Does Anyone Really Need 3 Copies Of 'Porky's'??

When VCR's ruled the Earth we owned a pretty decent movie collection. Then, one day, we were forced to buy a DVD player and we were basically back to square one, building our movie collection again. Now some of you might be saying, "Forced? It was your CHOICE to buy a DVD player. Nobody put a gun to your head."

This is true, but then again, where do you go to rent the latest movies on VHS? Blockbuster? Rogers? Nope. If you want to rent a new movie you'd better have something besides a VCR at home, otherwise you're SOL.

Now back to the point.

The worst part about rebuilding your movie library is buying movies that you already bought once before. Sure there are some added features and extras or maybe it's a "Special Edition", but when it comes down to it you're buying the same movie. How much better is Revenge of the Nerds going to be on DVD as opposed to VHS?
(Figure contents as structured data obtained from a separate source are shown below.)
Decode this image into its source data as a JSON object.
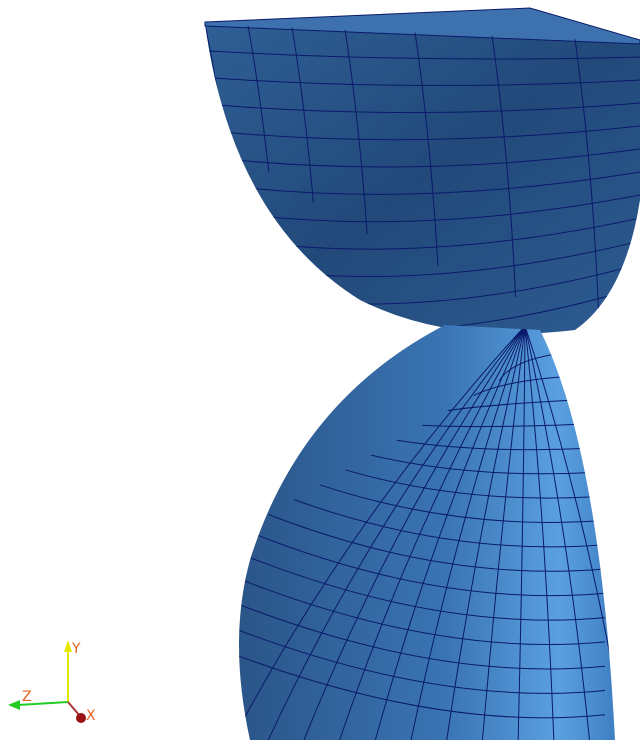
{
  "axes": {
    "y": "Y",
    "z": "Z",
    "x": "X"
  }
}
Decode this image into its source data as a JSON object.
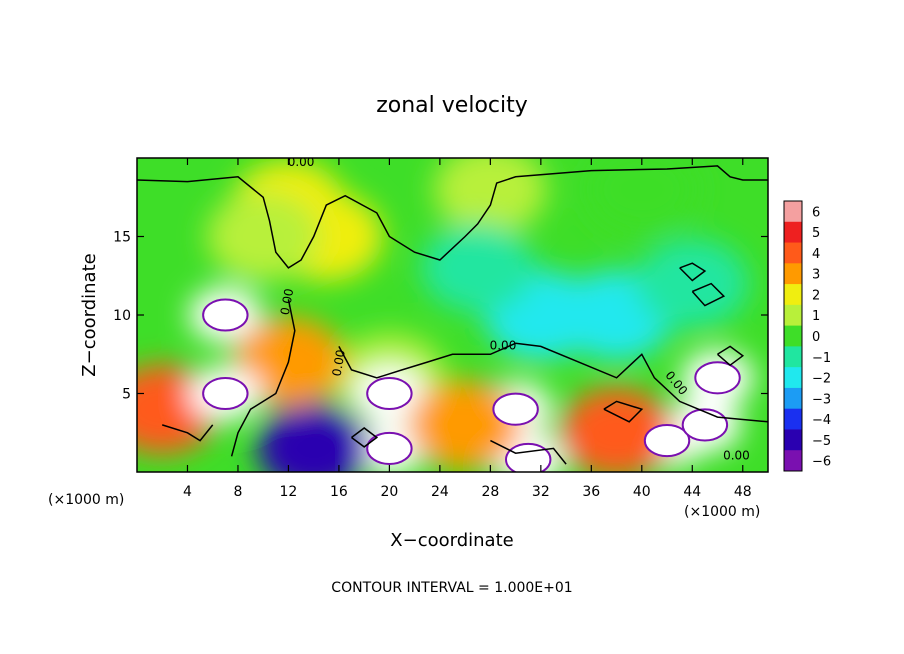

Here we are a couple of years after buying our DVD player. Our DVD movie collection sucks. We have maybe a dozen movies on DVD, most of which are kids movies. I just can't bring myself to buy all of those old movies that I used to enjoy on tape a second time. Now we are on the cusp of yet another media change, whether it be Blu-Ray or some other HD format, it looks like everyone is going to be facing the possibility of rebuilding their movie collections yet again in the next 5 years or so.

Personally I think it's kind of a scam. As far as I'm concerned, when I originally shelled out $25 for the movie on VHS, I was paying for the movie. How is it fair that I have to pay for the same movie twice just because somebody decided to change the dominant media format. I didn't ask for this.
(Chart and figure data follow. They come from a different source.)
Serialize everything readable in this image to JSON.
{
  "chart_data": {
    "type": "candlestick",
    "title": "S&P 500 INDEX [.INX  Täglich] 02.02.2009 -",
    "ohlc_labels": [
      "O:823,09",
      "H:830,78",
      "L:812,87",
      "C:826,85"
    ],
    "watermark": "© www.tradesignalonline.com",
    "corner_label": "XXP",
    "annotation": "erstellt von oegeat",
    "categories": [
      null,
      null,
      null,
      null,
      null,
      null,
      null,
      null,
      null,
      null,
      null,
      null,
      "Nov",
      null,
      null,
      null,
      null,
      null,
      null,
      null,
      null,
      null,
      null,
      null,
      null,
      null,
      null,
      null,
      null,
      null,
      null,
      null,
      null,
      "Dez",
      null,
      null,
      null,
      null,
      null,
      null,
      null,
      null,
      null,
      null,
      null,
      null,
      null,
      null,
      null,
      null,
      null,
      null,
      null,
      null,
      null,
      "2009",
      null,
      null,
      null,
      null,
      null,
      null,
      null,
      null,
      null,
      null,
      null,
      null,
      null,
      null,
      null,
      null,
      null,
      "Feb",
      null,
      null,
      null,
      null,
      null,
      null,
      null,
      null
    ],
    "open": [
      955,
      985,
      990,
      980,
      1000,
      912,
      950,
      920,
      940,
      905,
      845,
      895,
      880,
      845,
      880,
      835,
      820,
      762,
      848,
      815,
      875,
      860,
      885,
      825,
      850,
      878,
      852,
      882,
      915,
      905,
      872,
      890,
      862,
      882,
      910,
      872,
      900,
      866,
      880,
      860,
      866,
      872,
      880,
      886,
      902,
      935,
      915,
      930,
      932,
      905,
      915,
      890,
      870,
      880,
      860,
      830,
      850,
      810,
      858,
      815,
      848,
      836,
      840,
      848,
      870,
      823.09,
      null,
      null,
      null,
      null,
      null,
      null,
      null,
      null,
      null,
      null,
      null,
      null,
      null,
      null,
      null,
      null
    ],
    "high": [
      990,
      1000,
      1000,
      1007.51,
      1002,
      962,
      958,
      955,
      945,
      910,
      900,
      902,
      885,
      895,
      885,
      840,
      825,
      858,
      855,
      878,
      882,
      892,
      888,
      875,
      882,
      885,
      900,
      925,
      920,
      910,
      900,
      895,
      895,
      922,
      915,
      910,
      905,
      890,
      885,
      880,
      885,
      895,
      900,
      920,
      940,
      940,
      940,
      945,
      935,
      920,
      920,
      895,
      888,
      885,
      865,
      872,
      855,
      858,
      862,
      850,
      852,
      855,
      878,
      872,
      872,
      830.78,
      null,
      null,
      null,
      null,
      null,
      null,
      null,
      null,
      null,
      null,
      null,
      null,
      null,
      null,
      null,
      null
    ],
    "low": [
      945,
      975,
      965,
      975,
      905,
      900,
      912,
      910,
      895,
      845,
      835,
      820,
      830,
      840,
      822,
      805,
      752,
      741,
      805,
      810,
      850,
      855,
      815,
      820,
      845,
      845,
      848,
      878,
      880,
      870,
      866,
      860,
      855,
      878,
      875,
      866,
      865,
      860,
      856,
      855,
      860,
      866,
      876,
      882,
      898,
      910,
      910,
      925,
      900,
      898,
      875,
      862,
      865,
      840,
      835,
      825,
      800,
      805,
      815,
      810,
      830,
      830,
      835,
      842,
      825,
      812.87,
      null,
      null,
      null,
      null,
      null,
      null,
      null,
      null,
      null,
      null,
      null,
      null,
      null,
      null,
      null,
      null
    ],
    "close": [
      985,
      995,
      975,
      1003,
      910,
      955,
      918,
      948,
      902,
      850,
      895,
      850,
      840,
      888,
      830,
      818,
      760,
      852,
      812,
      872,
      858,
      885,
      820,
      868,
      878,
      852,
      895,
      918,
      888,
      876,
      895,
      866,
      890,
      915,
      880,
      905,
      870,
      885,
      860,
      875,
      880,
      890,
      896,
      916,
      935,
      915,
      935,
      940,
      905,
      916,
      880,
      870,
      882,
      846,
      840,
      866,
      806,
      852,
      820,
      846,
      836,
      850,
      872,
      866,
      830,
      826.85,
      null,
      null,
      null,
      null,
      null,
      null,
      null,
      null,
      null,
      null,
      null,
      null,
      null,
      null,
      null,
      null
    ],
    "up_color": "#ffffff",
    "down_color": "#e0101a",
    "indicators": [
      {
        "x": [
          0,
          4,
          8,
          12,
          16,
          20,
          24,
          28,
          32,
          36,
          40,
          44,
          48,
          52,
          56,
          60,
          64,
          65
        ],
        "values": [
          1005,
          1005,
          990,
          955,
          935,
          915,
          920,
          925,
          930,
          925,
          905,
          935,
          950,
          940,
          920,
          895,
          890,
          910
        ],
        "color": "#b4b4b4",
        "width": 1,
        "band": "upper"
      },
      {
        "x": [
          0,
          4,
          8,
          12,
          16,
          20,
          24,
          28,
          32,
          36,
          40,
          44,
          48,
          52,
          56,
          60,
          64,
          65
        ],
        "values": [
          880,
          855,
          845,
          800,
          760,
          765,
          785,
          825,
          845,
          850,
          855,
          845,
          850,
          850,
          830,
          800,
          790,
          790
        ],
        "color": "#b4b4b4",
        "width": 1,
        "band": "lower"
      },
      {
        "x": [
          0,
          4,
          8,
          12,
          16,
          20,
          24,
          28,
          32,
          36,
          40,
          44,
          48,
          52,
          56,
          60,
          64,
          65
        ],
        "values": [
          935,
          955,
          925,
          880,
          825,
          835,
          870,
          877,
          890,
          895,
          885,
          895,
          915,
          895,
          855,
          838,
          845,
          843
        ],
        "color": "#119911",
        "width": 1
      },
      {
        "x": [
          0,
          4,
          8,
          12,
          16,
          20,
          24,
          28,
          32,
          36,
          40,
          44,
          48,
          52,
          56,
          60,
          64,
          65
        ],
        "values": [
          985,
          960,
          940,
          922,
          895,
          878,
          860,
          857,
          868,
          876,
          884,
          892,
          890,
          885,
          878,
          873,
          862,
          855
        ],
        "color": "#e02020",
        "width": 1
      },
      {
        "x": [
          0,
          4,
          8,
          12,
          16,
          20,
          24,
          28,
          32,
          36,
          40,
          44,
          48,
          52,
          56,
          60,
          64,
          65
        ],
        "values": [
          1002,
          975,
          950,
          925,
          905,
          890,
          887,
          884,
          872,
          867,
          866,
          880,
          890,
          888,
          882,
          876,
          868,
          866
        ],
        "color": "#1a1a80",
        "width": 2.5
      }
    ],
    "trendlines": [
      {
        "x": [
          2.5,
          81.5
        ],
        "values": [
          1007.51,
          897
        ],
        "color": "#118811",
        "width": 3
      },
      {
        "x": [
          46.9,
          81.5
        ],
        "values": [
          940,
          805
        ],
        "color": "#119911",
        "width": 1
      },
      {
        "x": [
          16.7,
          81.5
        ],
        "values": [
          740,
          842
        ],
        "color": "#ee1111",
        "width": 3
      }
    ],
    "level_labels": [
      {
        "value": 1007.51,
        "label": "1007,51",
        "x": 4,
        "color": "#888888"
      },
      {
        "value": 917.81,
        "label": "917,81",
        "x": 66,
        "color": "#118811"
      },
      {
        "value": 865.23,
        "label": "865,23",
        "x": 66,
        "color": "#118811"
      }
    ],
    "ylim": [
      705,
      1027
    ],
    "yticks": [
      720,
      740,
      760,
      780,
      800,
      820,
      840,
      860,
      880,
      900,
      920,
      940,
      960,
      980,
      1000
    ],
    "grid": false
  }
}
When you buy a CD, there is no problem with converting these music files to MP3 for your own listening pleasure. Why? Because when you bought the CD you paid for the songs not the format. Why are movied treated any differently.

Here is my dream of how things should run:

You go into a movie store and you buy a movie. What you get is a digital certificate and your movie on the media of your choice. Then two years later when the next best video format conquors the existing format you return to the store, present your digital certificate and exchange your old copy for a new copy on the new media (whatever that may be). It would even be acceptable to pay a small fee for the exchange. Something like 10% of the cost of the market price of said movie. This should also be true for Special Editions. Rather than buy the movie again outright, you should have the option to upgrade your existing copy.

I'm talking to you George Lucas! How many times am I going to have to buy the original Star Wars trilogy? I think 3 is my limit.

I just can't justify spending $100 for that trilogy a fourth time. Pirating movies is starting to sound better every day.